As mentioned, I use a cheapo rice cooker, and I have no problem with the recipes. My only "gripe" is that the recipes use six-ounce "cups" -- I mentally convert each recipe to REAL cups, otherwise I can't "think" with the recipes. And yeah, sometimes I have to adjust the remaining ingredients of a recipe, but I've never had a problem. The recipes are really forgiving, and I've rarely had a dud. (The only duds have been when I had too much liquid in relation to the amount of rice. So I usually slightly underestimate the water. I can easily add more water, but I can't salvage a soggy batch of rice.)
Some of my new "favs" are:
-- French Pilaf (page 103) -- This produces the most AMAZING rice for when I serve vegetarian (or meat) shish-kabobs, and pairs EXTREMELY well with Middle-Eastern dishes such as Turkish lentil soup. Just make sure you saute the onions and rice long enough before adding the water. Also, slightly underestimate the water. This is way better when it is slightly a-la-dent.
-- Mexican rice and beans (page 80-81). I add one chile in adobe sauce for added kick. Excellent one pot meal with a side salad, salsa and chips. (Add some cheese if you eat dairy)
-- Butternut squash rissoto (page 120) -- OMG!! Did I die and go to heaven? I roast the butternut squash and then add it at the last moment. I also cook the rice with a little sage and thyme and a can of white cannellini beans for a one-pot meal (we are 80% vegan with the occasional lapse to keep our tummies happy)
In all, this is a really useful book. Sometimes I use the recipes exactly, and sometimes I use them as a starting point. The important thing to keep in mind is the RATIO of rice to water. Usually, the ratio is 1 cup rice to 2 cups water... minus a little bit if you like your rice firm (which is how I like my rice), but the ratio can change a little depending on the type of rice. I always check the package of rice to see what the manufacturer recommends, and then I adjust a recipe accordingly.
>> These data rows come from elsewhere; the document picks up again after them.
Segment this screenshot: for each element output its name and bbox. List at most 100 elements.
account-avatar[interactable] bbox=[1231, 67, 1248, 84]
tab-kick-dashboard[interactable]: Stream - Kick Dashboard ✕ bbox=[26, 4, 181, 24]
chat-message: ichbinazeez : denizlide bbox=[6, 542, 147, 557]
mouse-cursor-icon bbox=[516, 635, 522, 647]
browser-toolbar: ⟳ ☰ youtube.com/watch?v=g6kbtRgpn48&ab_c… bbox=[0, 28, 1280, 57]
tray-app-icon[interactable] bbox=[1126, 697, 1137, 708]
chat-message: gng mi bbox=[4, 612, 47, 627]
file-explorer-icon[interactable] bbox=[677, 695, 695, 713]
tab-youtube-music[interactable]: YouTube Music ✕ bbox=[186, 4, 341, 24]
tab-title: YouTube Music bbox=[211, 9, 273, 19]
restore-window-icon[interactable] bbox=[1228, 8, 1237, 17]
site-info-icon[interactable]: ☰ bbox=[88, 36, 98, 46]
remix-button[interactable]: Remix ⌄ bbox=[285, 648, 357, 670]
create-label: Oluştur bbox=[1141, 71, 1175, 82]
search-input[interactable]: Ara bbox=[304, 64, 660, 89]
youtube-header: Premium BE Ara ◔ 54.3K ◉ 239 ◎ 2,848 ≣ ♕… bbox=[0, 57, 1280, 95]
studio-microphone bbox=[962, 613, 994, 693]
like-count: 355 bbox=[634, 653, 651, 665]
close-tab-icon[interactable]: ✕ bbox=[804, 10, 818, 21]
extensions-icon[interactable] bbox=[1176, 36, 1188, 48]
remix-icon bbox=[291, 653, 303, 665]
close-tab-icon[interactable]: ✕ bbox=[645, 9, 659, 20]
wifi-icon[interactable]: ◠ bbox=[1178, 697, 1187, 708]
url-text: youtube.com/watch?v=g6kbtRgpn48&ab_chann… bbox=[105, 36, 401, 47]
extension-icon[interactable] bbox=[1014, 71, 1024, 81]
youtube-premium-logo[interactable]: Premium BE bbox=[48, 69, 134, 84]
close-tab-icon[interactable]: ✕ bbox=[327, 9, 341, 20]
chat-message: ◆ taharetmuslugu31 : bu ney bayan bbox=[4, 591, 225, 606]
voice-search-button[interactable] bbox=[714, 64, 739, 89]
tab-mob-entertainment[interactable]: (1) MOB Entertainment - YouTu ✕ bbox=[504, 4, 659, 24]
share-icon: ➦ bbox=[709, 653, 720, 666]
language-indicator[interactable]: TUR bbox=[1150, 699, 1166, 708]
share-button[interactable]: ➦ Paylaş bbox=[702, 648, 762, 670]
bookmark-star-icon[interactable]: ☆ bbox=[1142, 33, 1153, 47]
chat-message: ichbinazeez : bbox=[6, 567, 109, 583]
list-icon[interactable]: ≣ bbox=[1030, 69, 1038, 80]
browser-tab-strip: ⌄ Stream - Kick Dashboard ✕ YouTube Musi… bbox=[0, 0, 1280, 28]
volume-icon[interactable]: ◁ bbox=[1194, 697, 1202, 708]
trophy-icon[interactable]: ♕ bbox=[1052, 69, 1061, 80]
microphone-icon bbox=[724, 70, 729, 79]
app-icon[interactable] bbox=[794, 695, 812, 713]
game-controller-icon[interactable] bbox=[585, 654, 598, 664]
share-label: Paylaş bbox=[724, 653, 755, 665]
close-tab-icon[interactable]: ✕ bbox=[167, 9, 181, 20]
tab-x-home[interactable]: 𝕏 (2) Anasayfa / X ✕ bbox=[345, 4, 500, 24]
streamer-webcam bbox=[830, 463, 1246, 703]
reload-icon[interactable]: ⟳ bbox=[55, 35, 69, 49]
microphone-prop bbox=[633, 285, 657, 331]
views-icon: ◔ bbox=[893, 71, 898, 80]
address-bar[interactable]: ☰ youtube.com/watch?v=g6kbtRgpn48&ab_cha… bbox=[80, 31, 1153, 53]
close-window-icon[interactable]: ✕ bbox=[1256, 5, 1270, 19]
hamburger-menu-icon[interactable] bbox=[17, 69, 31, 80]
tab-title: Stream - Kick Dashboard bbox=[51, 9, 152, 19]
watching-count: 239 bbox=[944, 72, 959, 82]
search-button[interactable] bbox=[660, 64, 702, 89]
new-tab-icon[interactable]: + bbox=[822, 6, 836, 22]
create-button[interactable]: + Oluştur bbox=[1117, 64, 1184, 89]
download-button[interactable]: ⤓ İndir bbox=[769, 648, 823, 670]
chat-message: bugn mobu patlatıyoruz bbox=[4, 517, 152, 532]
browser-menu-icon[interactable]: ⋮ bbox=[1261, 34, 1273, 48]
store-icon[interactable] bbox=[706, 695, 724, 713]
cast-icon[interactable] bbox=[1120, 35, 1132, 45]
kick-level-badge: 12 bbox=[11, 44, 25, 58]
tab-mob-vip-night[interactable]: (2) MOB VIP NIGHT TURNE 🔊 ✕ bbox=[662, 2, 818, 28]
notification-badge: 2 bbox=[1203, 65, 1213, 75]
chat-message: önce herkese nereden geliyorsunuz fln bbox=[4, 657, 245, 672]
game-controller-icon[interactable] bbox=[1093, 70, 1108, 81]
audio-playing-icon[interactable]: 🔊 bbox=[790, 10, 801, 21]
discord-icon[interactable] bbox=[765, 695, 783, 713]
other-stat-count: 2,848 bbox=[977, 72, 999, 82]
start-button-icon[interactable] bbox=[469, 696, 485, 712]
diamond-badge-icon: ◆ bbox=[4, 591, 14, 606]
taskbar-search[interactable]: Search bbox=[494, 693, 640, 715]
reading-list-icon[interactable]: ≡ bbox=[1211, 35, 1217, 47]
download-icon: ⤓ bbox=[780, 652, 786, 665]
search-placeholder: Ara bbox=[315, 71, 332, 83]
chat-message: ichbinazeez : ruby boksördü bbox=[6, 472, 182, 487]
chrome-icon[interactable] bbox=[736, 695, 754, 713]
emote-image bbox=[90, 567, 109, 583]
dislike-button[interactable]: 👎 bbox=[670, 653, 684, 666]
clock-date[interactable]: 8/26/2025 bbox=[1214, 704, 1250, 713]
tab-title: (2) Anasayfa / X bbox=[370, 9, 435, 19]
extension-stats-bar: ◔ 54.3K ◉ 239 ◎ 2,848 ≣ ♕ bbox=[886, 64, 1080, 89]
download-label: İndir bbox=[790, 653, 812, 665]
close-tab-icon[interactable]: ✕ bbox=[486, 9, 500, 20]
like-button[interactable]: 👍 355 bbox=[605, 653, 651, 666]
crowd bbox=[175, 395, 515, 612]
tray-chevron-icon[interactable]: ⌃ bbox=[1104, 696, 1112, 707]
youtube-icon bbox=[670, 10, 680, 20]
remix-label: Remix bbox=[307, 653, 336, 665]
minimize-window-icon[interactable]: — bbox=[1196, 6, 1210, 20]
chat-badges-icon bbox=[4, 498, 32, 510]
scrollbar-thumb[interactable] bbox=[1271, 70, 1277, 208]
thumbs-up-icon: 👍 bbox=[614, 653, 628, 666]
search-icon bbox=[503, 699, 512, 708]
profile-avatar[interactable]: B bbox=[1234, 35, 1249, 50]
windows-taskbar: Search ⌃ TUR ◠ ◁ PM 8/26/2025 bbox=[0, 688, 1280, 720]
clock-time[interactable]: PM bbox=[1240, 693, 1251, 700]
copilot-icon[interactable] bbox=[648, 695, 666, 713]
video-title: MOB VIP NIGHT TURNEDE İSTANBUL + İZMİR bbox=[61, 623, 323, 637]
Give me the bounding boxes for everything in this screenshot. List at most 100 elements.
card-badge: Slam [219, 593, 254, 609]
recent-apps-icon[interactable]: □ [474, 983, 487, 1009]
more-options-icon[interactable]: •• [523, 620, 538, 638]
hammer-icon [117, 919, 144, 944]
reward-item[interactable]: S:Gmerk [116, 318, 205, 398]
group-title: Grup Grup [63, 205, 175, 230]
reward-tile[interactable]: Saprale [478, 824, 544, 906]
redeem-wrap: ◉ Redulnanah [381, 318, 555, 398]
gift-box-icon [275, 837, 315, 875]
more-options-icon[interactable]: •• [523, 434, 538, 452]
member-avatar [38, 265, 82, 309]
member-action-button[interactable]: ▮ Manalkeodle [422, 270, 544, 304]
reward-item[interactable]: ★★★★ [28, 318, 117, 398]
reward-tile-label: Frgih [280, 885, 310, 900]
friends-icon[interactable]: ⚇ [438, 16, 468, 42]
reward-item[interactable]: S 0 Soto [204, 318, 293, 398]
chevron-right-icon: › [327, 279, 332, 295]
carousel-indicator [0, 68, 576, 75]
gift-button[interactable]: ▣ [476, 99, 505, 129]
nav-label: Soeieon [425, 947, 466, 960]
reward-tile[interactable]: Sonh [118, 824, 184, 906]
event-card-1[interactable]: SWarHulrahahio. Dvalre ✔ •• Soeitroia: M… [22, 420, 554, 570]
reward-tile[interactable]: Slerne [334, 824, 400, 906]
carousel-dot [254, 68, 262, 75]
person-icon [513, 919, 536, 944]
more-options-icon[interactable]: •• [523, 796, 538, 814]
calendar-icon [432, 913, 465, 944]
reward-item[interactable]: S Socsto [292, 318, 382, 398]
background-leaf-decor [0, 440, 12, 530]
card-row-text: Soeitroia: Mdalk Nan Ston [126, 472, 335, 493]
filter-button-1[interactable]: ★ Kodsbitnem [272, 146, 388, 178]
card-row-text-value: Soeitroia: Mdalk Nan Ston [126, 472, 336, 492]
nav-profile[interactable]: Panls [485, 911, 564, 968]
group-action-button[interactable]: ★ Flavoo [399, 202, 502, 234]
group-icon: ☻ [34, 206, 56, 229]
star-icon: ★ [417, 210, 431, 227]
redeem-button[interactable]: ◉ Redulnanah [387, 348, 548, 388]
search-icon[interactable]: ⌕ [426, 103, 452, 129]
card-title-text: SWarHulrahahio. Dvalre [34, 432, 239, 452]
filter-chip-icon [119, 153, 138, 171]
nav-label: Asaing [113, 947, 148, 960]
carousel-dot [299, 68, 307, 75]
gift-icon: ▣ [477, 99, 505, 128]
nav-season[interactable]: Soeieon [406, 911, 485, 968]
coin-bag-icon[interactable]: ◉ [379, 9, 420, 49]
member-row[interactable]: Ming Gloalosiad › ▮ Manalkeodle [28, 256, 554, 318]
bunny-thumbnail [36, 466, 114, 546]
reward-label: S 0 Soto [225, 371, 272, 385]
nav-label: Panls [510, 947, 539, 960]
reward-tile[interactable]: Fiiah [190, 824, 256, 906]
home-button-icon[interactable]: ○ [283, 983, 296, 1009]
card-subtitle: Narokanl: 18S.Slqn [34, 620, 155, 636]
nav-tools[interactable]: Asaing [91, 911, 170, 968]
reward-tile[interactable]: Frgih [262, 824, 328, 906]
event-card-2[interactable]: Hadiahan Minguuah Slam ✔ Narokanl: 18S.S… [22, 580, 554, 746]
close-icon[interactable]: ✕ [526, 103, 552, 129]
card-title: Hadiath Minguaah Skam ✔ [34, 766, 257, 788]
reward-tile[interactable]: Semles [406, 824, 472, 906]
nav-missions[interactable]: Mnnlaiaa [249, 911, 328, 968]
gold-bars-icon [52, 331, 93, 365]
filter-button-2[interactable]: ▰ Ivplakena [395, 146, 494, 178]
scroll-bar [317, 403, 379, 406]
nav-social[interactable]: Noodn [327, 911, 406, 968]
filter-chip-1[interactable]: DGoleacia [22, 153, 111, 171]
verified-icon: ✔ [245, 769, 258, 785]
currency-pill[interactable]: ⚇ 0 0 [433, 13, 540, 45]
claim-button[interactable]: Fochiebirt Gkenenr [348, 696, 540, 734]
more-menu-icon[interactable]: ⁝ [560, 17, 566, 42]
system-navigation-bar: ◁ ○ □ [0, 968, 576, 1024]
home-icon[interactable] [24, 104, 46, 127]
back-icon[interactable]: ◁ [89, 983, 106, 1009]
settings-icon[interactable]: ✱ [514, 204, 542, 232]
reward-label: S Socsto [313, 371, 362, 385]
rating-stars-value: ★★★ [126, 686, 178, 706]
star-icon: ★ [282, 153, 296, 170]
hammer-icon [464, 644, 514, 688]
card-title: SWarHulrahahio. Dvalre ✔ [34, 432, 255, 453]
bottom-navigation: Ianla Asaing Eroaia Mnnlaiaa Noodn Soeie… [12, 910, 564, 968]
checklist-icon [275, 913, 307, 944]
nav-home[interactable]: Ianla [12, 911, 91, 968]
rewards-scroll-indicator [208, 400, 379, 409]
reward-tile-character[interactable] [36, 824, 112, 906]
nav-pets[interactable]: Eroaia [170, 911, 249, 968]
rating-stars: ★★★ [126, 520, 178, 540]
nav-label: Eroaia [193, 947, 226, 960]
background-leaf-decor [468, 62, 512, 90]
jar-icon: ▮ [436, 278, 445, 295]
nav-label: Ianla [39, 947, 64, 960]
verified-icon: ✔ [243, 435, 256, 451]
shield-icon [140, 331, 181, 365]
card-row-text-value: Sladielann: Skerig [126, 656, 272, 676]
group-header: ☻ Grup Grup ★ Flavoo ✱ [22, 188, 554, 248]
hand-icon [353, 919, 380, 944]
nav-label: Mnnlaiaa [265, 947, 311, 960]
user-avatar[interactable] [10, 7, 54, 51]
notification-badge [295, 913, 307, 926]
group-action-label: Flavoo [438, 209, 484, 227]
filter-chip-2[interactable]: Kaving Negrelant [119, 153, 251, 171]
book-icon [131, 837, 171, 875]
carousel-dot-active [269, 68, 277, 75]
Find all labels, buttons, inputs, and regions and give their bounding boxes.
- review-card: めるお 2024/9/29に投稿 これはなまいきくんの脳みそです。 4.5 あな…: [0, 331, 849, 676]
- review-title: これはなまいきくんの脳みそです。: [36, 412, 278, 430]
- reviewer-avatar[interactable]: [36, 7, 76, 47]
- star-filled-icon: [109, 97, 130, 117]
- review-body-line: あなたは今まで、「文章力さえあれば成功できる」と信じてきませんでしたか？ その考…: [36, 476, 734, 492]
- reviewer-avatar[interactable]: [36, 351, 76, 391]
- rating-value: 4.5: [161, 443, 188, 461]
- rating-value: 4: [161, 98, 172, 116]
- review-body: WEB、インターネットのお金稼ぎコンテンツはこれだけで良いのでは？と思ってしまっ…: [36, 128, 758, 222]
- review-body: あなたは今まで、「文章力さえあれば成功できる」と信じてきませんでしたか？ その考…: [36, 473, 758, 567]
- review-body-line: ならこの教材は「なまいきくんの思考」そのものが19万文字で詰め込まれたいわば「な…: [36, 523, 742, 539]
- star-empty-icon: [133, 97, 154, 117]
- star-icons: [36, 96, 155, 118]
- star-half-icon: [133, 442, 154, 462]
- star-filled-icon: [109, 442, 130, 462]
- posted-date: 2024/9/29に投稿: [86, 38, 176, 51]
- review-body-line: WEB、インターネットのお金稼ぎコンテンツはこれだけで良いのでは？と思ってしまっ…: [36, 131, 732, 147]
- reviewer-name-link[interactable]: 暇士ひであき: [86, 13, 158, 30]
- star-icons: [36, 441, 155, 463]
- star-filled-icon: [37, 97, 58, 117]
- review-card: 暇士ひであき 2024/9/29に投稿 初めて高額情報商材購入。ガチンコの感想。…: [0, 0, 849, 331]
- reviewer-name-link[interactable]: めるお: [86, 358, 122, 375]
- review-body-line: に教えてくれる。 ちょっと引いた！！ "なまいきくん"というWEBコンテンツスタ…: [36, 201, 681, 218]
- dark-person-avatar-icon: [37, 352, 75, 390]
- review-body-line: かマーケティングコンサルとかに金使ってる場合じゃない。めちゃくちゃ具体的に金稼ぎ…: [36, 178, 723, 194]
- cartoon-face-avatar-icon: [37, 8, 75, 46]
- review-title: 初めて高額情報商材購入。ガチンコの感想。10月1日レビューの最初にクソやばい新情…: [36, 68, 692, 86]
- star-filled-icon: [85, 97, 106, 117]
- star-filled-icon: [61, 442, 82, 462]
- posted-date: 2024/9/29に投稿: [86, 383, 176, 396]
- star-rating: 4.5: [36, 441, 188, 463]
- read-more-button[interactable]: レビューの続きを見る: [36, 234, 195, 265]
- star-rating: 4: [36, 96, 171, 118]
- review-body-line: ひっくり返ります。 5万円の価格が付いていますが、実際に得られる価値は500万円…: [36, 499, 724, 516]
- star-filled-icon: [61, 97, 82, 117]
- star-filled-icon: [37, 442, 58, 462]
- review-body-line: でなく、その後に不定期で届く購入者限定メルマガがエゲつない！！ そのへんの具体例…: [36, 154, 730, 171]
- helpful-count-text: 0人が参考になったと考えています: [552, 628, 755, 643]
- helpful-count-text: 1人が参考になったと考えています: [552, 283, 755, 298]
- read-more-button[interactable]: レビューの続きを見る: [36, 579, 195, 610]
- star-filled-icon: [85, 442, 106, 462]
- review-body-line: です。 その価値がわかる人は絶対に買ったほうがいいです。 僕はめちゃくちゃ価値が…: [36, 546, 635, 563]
I've found the recipes to be really forgiving. I can have more or less of most any ingredient. The only thing that is CRUCIAL is the ratio of rice to liquid, and I solve that by slightly underestimating the liquids.
And remember, vegetables are 70 - 80% water. Because I like to add lots of vegetables, I always subtract a suitable amount from the water/broth. If I add a cup of vegetables, I subtract 1/3 or 1/2 cups of water from the recipe. (I like to "overload" my rice dishes with vegetables -- it reduces calories... yay!)